Alerts for parked Tier e-scooters have been added to the Lazarillo app for blind and partially sighted people in several European countries.
The app provides real-time audio messages and alerts as users navigate, allowing people with and without disabilities to access the places they need most safely and efficiently.
The companies say their collaboration aims to improve "the safety and fluidity of urban transfers for all road users, including those with vision problems".
They will begin a project later this year in Italy to predict how safe a route is for people with visual impairments, collecting data from different sources, including data about e-scooters as well as infrastructure and trip hazards, to rate routes and give them a safety score.
"The goal of our cooperation with Tier is safer mobility for everyone," says René Espinoza, founder and CEO of Lazarillo.
"By integrating mobility points, blind and visually impaired people will be able to get more information about their surroundings. This innovation has great potential to improve navigation throughout the city."

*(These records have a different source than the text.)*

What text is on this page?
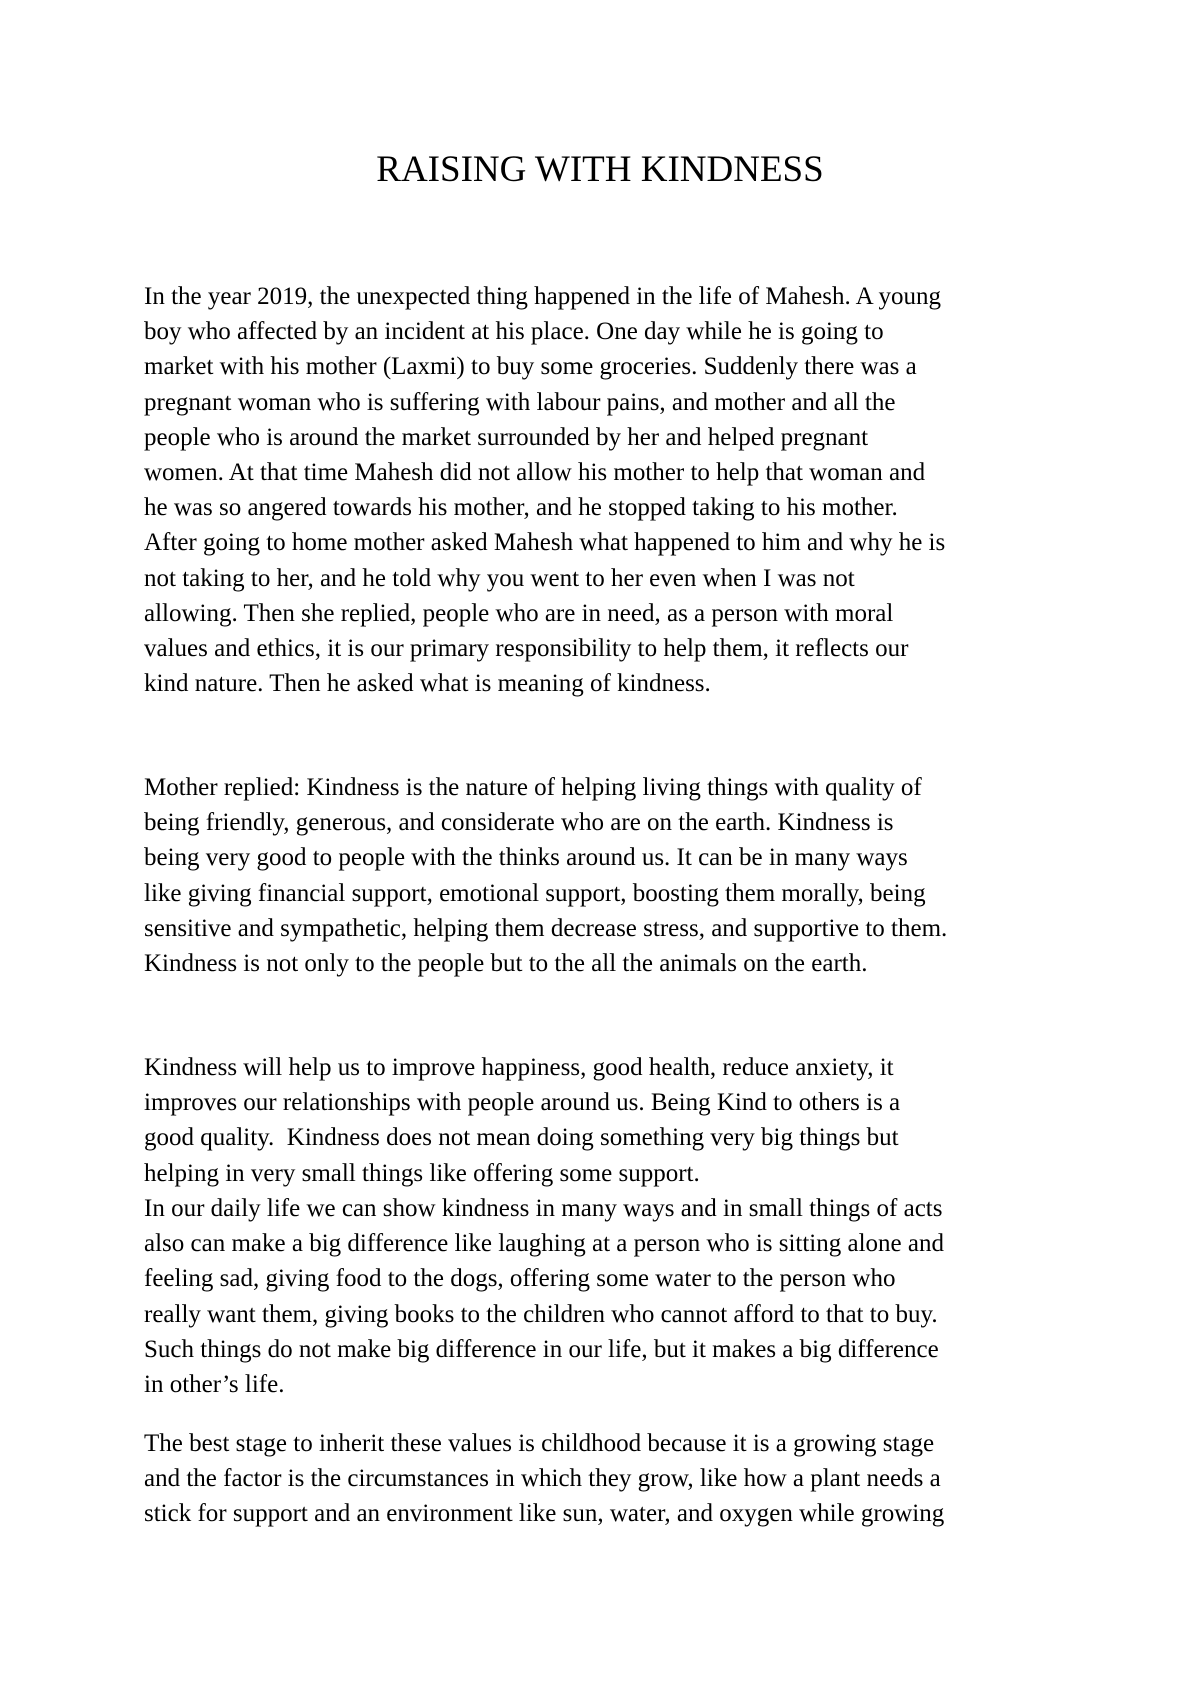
RAISING WITH KINDNESS

In the year 2019, the unexpected thing happened in the life of Mahesh. A young
boy who affected by an incident at his place. One day while he is going to
market with his mother (Laxmi) to buy some groceries. Suddenly there was a
pregnant woman who is suffering with labour pains, and mother and all the
people who is around the market surrounded by her and helped pregnant
women. At that time Mahesh did not allow his mother to help that woman and
he was so angered towards his mother, and he stopped taking to his mother.
After going to home mother asked Mahesh what happened to him and why he is
not taking to her, and he told why you went to her even when I was not
allowing. Then she replied, people who are in need, as a person with moral
values and ethics, it is our primary responsibility to help them, it reflects our
kind nature. Then he asked what is meaning of kindness.

Mother replied: Kindness is the nature of helping living things with quality of
being friendly, generous, and considerate who are on the earth. Kindness is
being very good to people with the thinks around us. It can be in many ways
like giving financial support, emotional support, boosting them morally, being
sensitive and sympathetic, helping them decrease stress, and supportive to them.
Kindness is not only to the people but to the all the animals on the earth.

Kindness will help us to improve happiness, good health, reduce anxiety, it
improves our relationships with people around us. Being Kind to others is a
good quality.  Kindness does not mean doing something very big things but
helping in very small things like offering some support.

In our daily life we can show kindness in many ways and in small things of acts
also can make a big difference like laughing at a person who is sitting alone and
feeling sad, giving food to the dogs, offering some water to the person who
really want them, giving books to the children who cannot afford to that to buy.
Such things do not make big difference in our life, but it makes a big difference
in other’s life.

The best stage to inherit these values is childhood because it is a growing stage
and the factor is the circumstances in which they grow, like how a plant needs a
stick for support and an environment like sun, water, and oxygen while growing
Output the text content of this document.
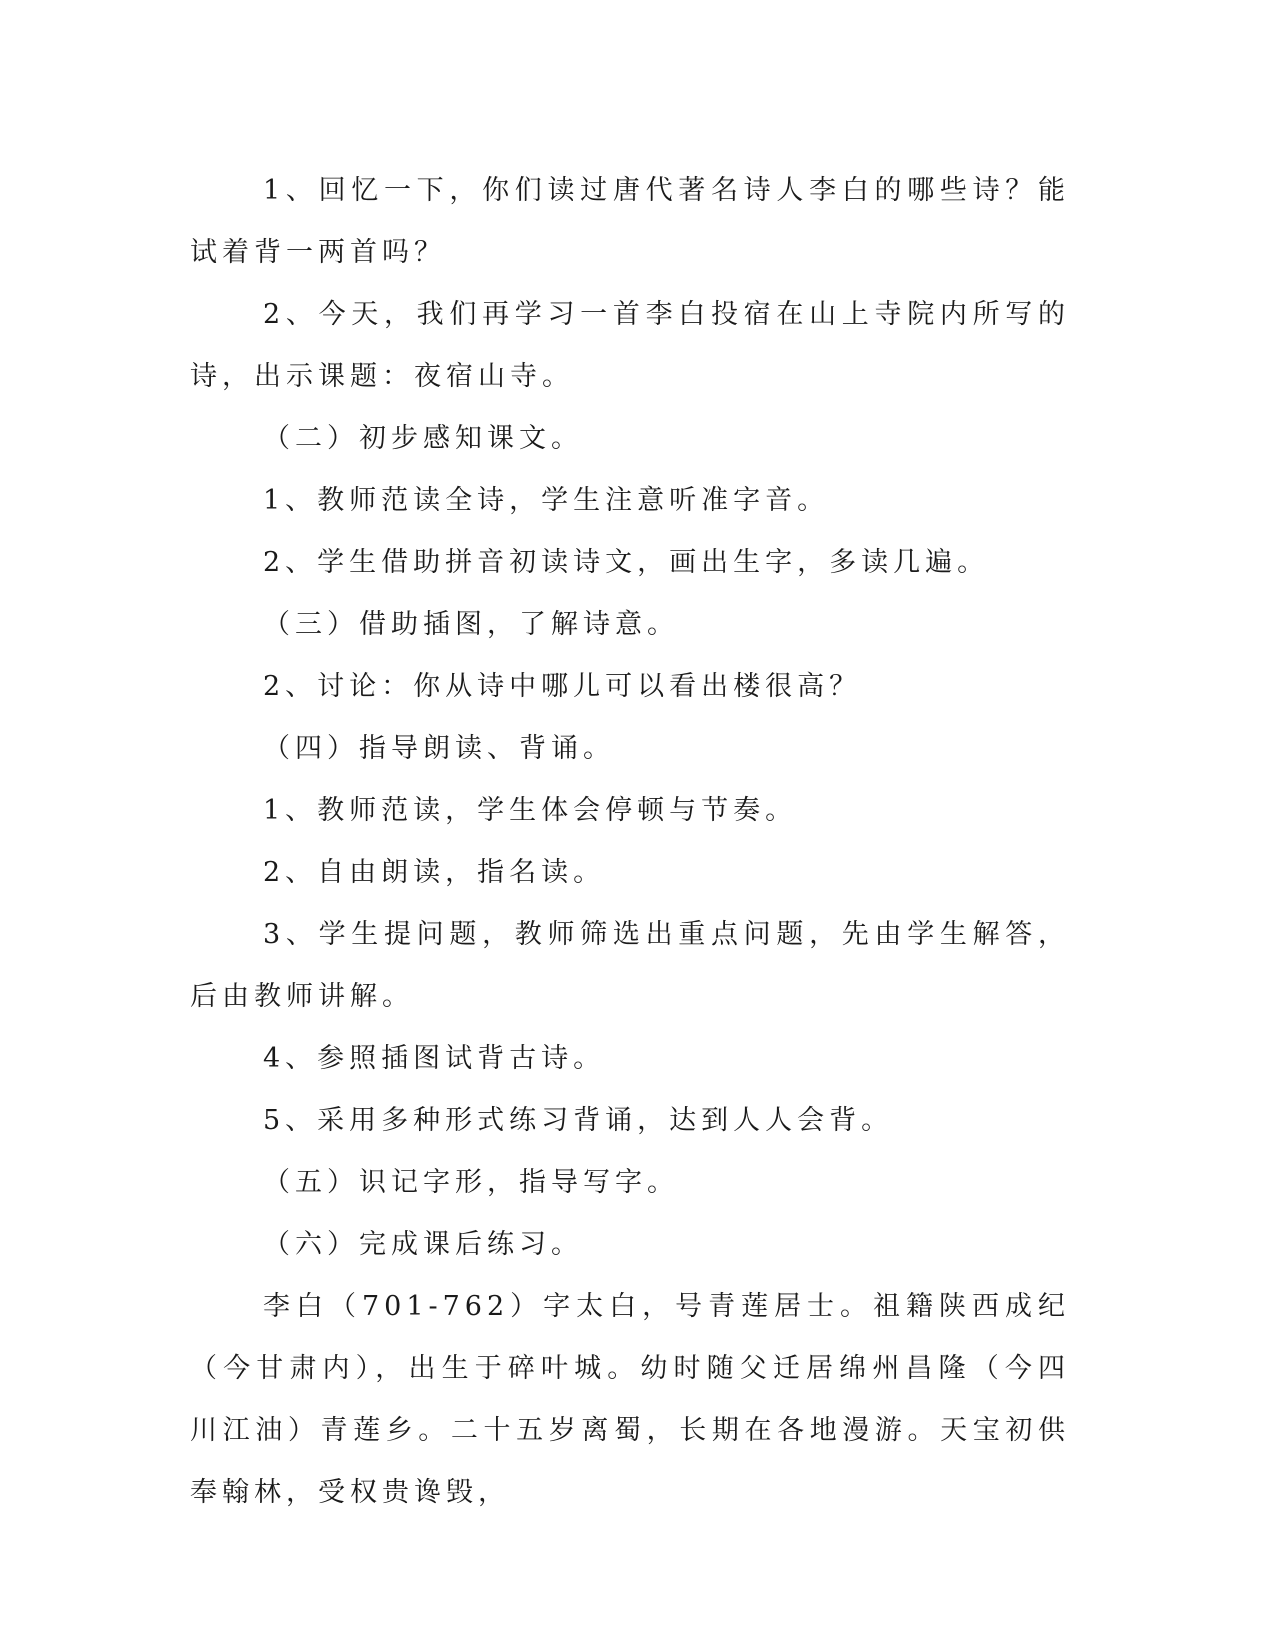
1、回忆一下，你们读过唐代著名诗人李白的哪些诗？能试着背一两首吗？

2、今天，我们再学习一首李白投宿在山上寺院内所写的诗，出示课题：夜宿山寺。

（二）初步感知课文。

1、教师范读全诗，学生注意听准字音。

2、学生借助拼音初读诗文，画出生字，多读几遍。

（三）借助插图，了解诗意。

2、讨论：你从诗中哪儿可以看出楼很高？

（四）指导朗读、背诵。

1、教师范读，学生体会停顿与节奏。

2、自由朗读，指名读。

3、学生提问题，教师筛选出重点问题，先由学生解答，后由教师讲解。

4、参照插图试背古诗。

5、采用多种形式练习背诵，达到人人会背。

（五）识记字形，指导写字。

（六）完成课后练习。

李白（701-762）字太白，号青莲居士。祖籍陕西成纪（今甘肃内），出生于碎叶城。幼时随父迁居绵州昌隆（今四川江油）青莲乡。二十五岁离蜀，长期在各地漫游。天宝初供奉翰林，受权贵谗毁，
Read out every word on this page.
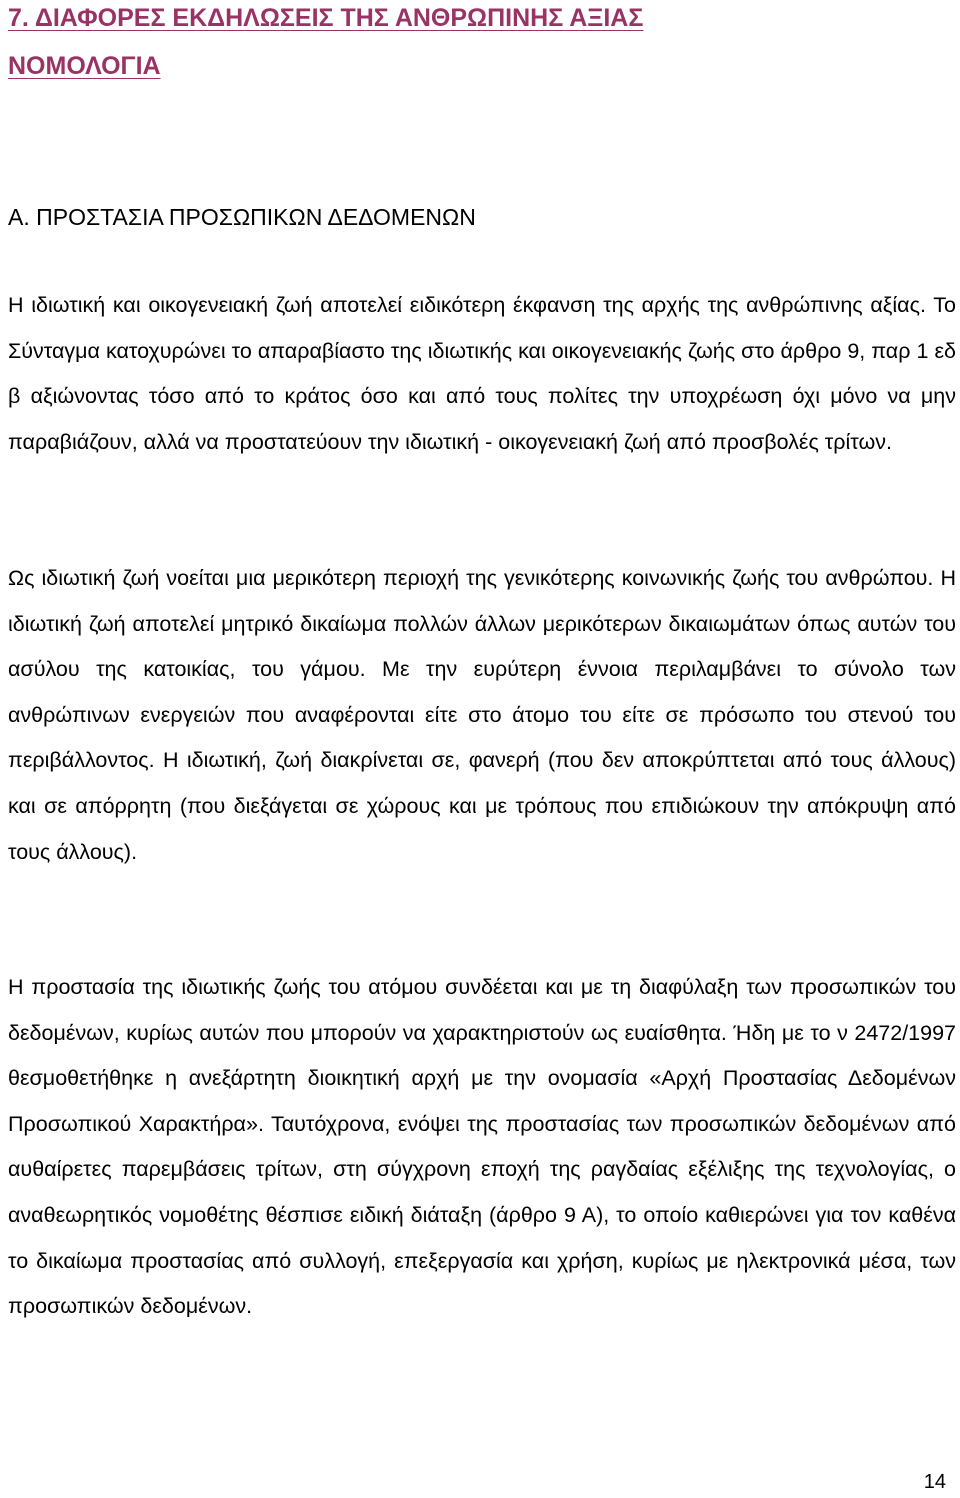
7. ΔΙΑΦΟΡΕΣ ΕΚΔΗΛΩΣΕΙΣ ΤΗΣ ΑΝΘΡΩΠΙΝΗΣ ΑΞΙΑΣ
ΝΟΜΟΛΟΓΙΑ
Α. ΠΡΟΣΤΑΣΙΑ ΠΡΟΣΩΠΙΚΩΝ ΔΕΔΟΜΕΝΩΝ

Η ιδιωτική και οικογενειακή ζωή αποτελεί ειδικότερη έκφανση της αρχής της ανθρώπινης αξίας. Το Σύνταγμα κατοχυρώνει το απαραβίαστο της ιδιωτικής και οικογενειακής ζωής στο άρθρο 9, παρ 1 εδ β αξιώνοντας τόσο από το κράτος όσο και από τους πολίτες την υποχρέωση όχι μόνο να μην παραβιάζουν, αλλά να προστατεύουν την ιδιωτική - οικογενειακή ζωή από προσβολές τρίτων.

Ως ιδιωτική ζωή νοείται μια μερικότερη περιοχή της γενικότερης κοινωνικής ζωής του ανθρώπου. Η ιδιωτική ζωή αποτελεί μητρικό δικαίωμα πολλών άλλων μερικότερων δικαιωμάτων όπως αυτών του ασύλου της κατοικίας, του γάμου. Με την ευρύτερη έννοια περιλαμβάνει το σύνολο των ανθρώπινων ενεργειών που αναφέρονται είτε στο άτομο του είτε σε πρόσωπο του στενού του περιβάλλοντος. Η ιδιωτική, ζωή διακρίνεται σε, φανερή (που δεν αποκρύπτεται από τους άλλους) και σε απόρρητη (που διεξάγεται σε χώρους και με τρόπους που επιδιώκουν την απόκρυψη από τους άλλους).

Η προστασία της ιδιωτικής ζωής του ατόμου συνδέεται και με τη διαφύλαξη των προσωπικών του δεδομένων, κυρίως αυτών που μπορούν να χαρακτηριστούν ως ευαίσθητα. Ήδη με το ν 2472/1997 θεσμοθετήθηκε η ανεξάρτητη διοικητική αρχή με την ονομασία «Αρχή Προστασίας Δεδομένων Προσωπικού Χαρακτήρα». Ταυτόχρονα, ενόψει της προστασίας των προσωπικών δεδομένων από αυθαίρετες παρεμβάσεις τρίτων, στη σύγχρονη εποχή της ραγδαίας εξέλιξης της τεχνολογίας, ο αναθεωρητικός νομοθέτης θέσπισε ειδική διάταξη (άρθρο 9 Α), το οποίο καθιερώνει για τον καθένα το δικαίωμα προστασίας από συλλογή, επεξεργασία και χρήση, κυρίως με ηλεκτρονικά μέσα, των προσωπικών δεδομένων.

14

Tier says it will use "the entire location of the scooters in real time, as well as the real-time reports of the users to rate the safety level of each sidewalk".
This will allow Lazarillo to offer app users the safest routes to destinations, using multiple parameters based on user preferences and shared mobility locations, and the partners believe it could also be scaled to improve safety for people with reduced mobility and other types of disabilities, while moving through cities.
Saverio Galardi, general manager for Tier Italy, says the firm's e-scooters are usually located near transport hubs and in busy parts of the city.
"Strategic placement is possible in cooperation with the city based on suggestions from one party or the other," Galardi goes on.
"We are able to incorporate the data we receive thanks to our collaboration with Lazarillo into the decision-making about the location of our e-scooters. In this way, we will help people with visual impairments to create more predictable and comfortable living conditions in cities."